Toyota to settle lawsuit over Prius headlights that shut off without warning


Toyota Motor Corp. has agreed to settle a class action lawsuit over headlights in its 2006 to 2009 Prius hybrids that shut off without warning, triggering at least 2,500 complaints from motorists.

Under the terms of the settlement, eligible Prius owners will be reimbursed for their costs to fix failing headlight systems. They will also get their warranties for headlight problems extended to five years or 50,000 miles, rather than the standard three years or 36,000 miles.

Although there was no dollar figure connected to the settlement, attorneys for plaintiffs estimated that the toll could run into the tens of millions of dollars, based on the number of vehicles potentially affected by the headlight problem. Those attorneys said that as many as 320,000 owners of Priuses with optional high intensity discharge (HID) headlights may be covered by the agreement.


“Conservatively, there are tens of thousands of lights that were replaced or repaired,” said Eric Gibbs, a San Francisco attorney representing the class.

In settling, the embattled Japanese automaker removes another challenge from its hefty legal docket, but also adds to the mounting costs of addressing its recent quality and safety issues. Toyota still faces hundreds of lawsuits for other issues, including sudden acceleration and rollover problems.

Judge Manuel Real of U.S. District Court in Los Angeles certified the class and gave preliminary approval of the settlement last week. Under its terms, eligible Prius owners will be notified by mail starting next month and have 90 days thereafter to register with the class.

By settling, Toyota avoids the risk of having a jury determine that the headlight problem is in fact a defect, which could spur a recall to replace all such headlights — a potentially far more costly solution. Under the settlement, the automaker did not admit any wrongdoing or liability.

“Toyota worked in good faith to resolve this matter in the interest of customer satisfaction,” spokesman Brian Lyons said in a statement. “We are pleased that all parties have reached an amicable agreement.”

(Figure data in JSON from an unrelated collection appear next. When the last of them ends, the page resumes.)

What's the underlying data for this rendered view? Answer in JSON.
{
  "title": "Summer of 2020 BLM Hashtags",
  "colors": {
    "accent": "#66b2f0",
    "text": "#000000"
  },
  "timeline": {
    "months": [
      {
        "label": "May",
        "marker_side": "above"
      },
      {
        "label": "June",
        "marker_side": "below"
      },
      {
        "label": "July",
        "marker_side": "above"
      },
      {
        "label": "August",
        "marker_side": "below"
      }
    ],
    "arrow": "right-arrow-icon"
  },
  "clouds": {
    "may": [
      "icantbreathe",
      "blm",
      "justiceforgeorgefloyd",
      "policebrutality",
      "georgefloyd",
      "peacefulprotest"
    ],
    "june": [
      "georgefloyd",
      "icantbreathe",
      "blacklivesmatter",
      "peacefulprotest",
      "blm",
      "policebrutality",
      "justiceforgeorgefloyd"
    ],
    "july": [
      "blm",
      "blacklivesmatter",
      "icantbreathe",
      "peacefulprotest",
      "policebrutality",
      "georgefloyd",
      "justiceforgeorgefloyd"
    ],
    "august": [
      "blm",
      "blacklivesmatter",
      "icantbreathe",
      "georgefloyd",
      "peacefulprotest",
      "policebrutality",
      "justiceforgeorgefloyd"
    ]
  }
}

To date, the automaker has not conceded that the 2006 to 2009 Prius hybrids have a defect in the lighting system, despite the numerous complaints to regulators that the HID headlamps tend to suddenly turn off, with both headlights going out simultaneously in some cases, a potentially hazardous condition.


A small number of drivers have alleged that the condition caused accidents or minor injuries. National Highway Traffic Safety Administration data do not reveal any deaths blamed on the problem.

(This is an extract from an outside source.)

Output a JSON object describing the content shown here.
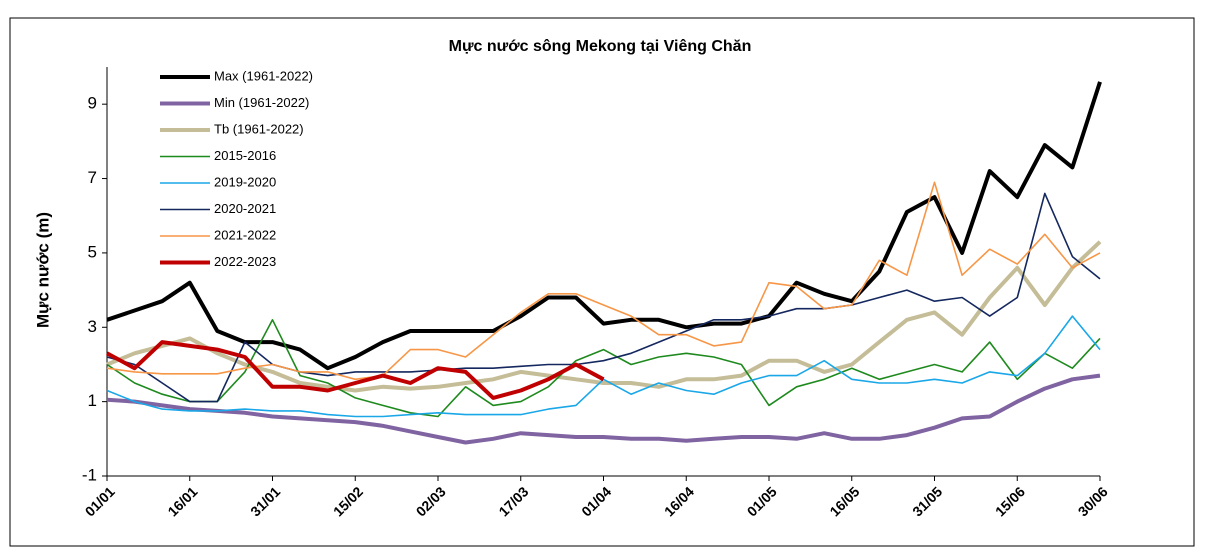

According to Lyons, 216,000 Prius hybrids were outfitted with those headlights, out of a total of 620,000 sold in those model years. Because some vehicles were leased, and others sold secondhand, the number of potential class members exceeds the number of eligible vehicles.

A review of the NHTSA database shows that 49% of all complaints about 2006 to 2009 Priuses were related to lighting, headlamps or visibility. That far outnumbers complaints of sudden acceleration or braking issues in the vehicles, both of which have led to recalls.

A NHTSA probe launched in April 2009 determined that there were more than 2,250 complaints about failing headlamps lodged with the agency or Toyota, and that Toyota had completed almost 28,000 warranty repairs of the HID system.

That investigation was dropped in August 2009 after Toyota said it would initiate a “consumer service campaign” to address the issue. Complaints of headlight failure have continued to come in, however, with dozens lodged to NHTSA in the last few months, and online forums brimming with discussions of the problem.

Beyond the safety risks of the headlight problem, many consumers also complained that dealers refused to cover the costs of repair. Instead, they were forced to pay for new headlights, or in many cases a new onboard computer that controls the lighting system.

The costs of repairs varied, but typically ran between $250 and $1,000, attorneys said. One NHTSA complaint, for example, cites a service manager charging $578 to replace both headlamps in a 2006 Prius, but notes the manager “wouldn’t guarantee that would solve the problem.”

The settlement will allow consumers who have receipts for their repairs, either at a Toyota dealership or elsewhere, to file for reimbursement.

“Anyone who had any bulb or computer failure will now be able to get their money back,” attorney Gibbs said. “I think we reached a pretty good settlement.”

Gibbs said that during discovery in the case Toyota showed evidence suggesting that the problem lay in the headlamps themselves, rather than in the computer, or ECU, that controlled them. Toyota has since moved to a new bulb, which it claims does not fail as readily as the previous model.

Toyota still faces hundreds of lawsuits for other issues, including sudden acceleration and rollover problems.

Toyota has agreed to pay $10 million to settle one sudden acceleration suit, involving a Lexus ES that crashed outside of San Diego in 2009, killing four. If other acceleration cases are not settled, they could go to trial within the next year.

Attorney Mike Arias, also representing plaintiffs in the Prius headlights class, said he was not convinced that the problem was entirely due to the bulbs. “I still think it’s an ECU problem” Arias said. “We argued that the circuitry caused the headlamp failures.”

Toyota has repeatedly claimed that its vehicles have no electronic defects. Spokesman Lyons said the company no longer replaced ECUs for headlamp failures, and that the new bulb appeared to fail much less frequently.